White Mountains New Years 2002

New Hampshire's White Mountains are among the most rugged, wild places a person can get to
in a day's drive from New York City.  Especially so in the winter.  Here just a sample
of the adventures one can have in little more than a long weekend.

The following twenty or so images show a few of my adventures along with Matt Powell
during a six day trip to New Hampshire's White Mountains between Christmas and New Years.
 [Not shown are 2 lb lobster dinners, Bluegrass jam secession and the view at 5:30 am when you go outside to pee...]

When we arrived in New Hampshire there was two feet of 
fresh snow on the ground.  This canceled our plans to climb a long ice gully due to high avalanche danger.  We looked at a nearby ice climbing crag instead, but it was covered with other climbers.  There is little as nasty as climbing below another ice climber, with all the debris raining down, so we went cross country skiing instead.   The second day we decided to hike two miles into the forest to a frozen waterfall.  Surely we would have space there to climb... 
...when we arrived we counted 20 climbers along this wall.

The good thing about our situation was that everyone shared their ropes--we all took turns climbing each other's routes. Here is a typical moderate route.  There was some snow,  but mostly ice of wildly differing textures, from brittle blue to soft (melting) grey.   This climber, like all of us wore  a helmet and climbed with two technical ice axes and 12 point crampons on his boots.  In vertical climbing only the 2 (or 4) front-most points on the boots  come into play.  The ropes on all these routes were anchored to one or more trees above the cliff.

Now this fellow is climbing something "challenging'. 
Notice that the ice stops below an overhang (we call
them a 'roof').   The climber has managed to get one 
ax in above the roof and will next try to place the
other ax up as well.  Ultimately he will have to 
get his feet up there too (hard!).

We set up our rope on the left side of this column. 
It was fantastic, all sort of delicate icicles and holes.
When we climbed on it, we could clearly see water flowing 
inside!  The fellow climbing in this picture is braver 
than us-- his side of the column was clearly melting, 
as chunks would occasionally come loose!

This is me thinking about climbing...

...and once I get going my form is ok!

After a day of ice, we head up into the northern Presidential Range to try to reach a 5000 foot peak

Hauling 45 lb loads through a winter wonderland,
up 3000 feet.  Hard work, but I am still smiling.

Arrive at Grey Nob hut, 4200 ft. elevation an hour and
half before sunset.  The cabin is insulated, but not heated, except for a wood stove which the caretaker runs for about two hours (6-8 pm).  It brings the temperature up to about 45 degrees for a while.   It is cozier than the outdoors.

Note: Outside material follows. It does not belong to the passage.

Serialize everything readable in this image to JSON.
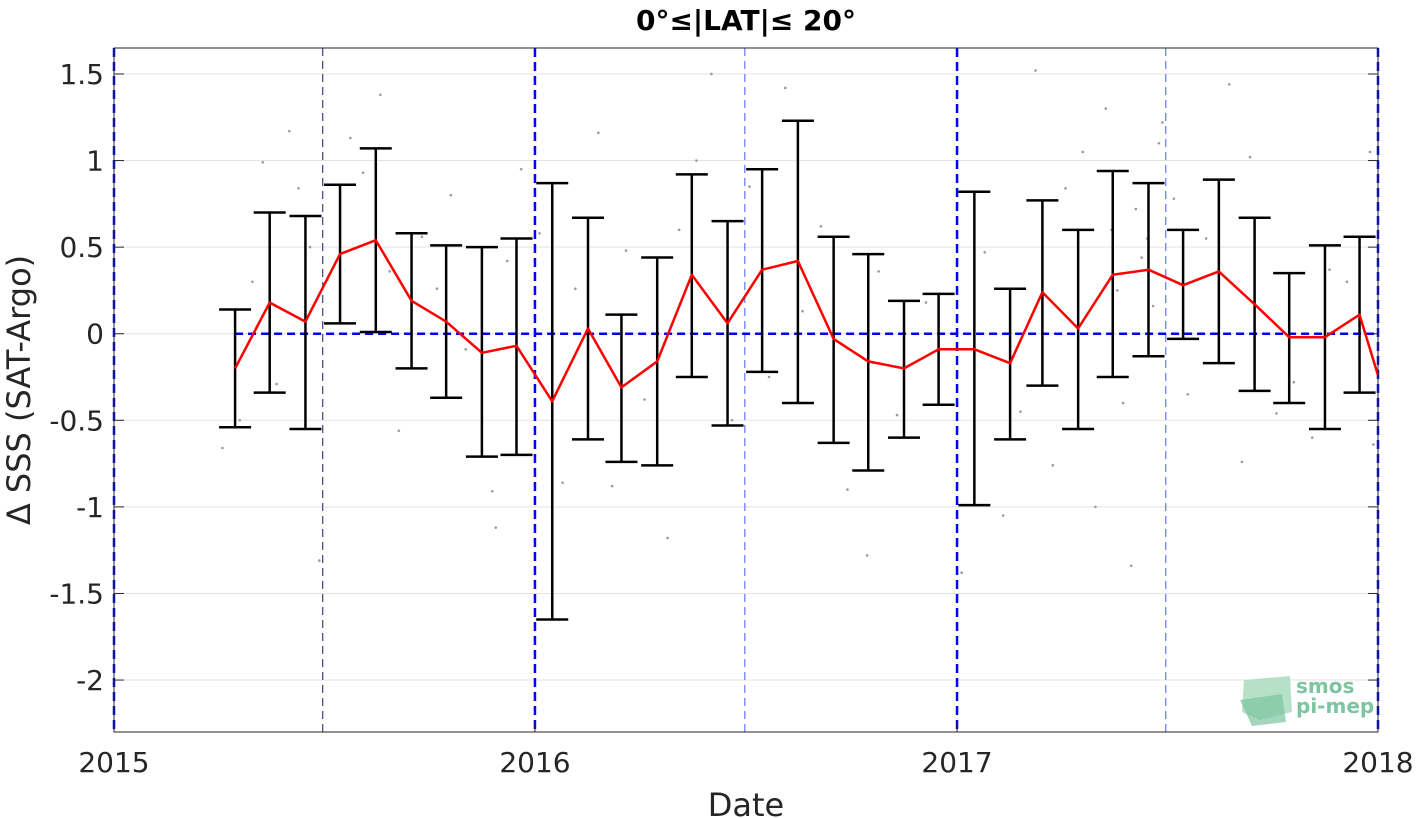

4:15 pm.  To take this I have just ducked out of the trees into the open.  The cold is numbing and am managing to operate the camera with my mittens on.  This is looking west to Ridge of the Castles on Mount Jefferson,
only two miles away.

The caretaker gave us the weather report radioed from 
the summit of Mount Washington.  Temperature zero, 
winds 50-70 mph, diminishing later in the day. Sounded
cold, but the unlimited visibility was a rare opportunity.
We decide to go for the summit of Mt. Adams and if conditions allowed go on to Mt. Jefferson some two miles further.  This is the last sheltered spot below tree line.

Finally we break out above the trees.  This is what I especially love--  the long views.  Aside from occasional blowing snow, the visibility is nearly unlimited.   We later hear climbers say they can see the Adirondak Mountains 120 miles away today,

Now we are far above the trees out on an open ridge. 
We are following occasional rock cairns that mark the route.  Weather isn't too bad, with sunny sky, 20-30 mph wind and
only little blowing snow.  We are increasingly optimistic. 

We reached the col [small notch] between the ridge and the
main summit of Mount Adams.  Here was a nice surprise-- 
in the col there was almost no wind, we stop to eat and drink.

Near the summit of  Mount Adams.  Forgive the poor quality-- wind was gusting over fifty mph and we merely tagged 
the summit and headed down.

North view as we descended off the summit ridge of Mount Adams.  The ridge we came up is behind the flat rocky outcrop  in the center left of the image.

Given the conditions, we felt safe in attempting 
Mount Jefferson, about two miles away.   
Matt is in the foreground, Jefferson is directly above him.

Here I am on the Great Gulf trail, heading for Mt. Jefferson which is above me and a little left.  The route is slightly downhill to a notch in the ridge called "Edmund's Col."  Then we diagonal up and left across the snow fields (seen just over my head).  Above this the route goes up the summit cone.

Summit of Mount Jefferson, around 12:30.  Cold and catching high winds.  I, for one, was running a bit low on energy.  The climb up had been really exciting, the steeper snow fields reminded me of other mountains out west.   From here our route was more or less downhill (around two miles) back to the cabin.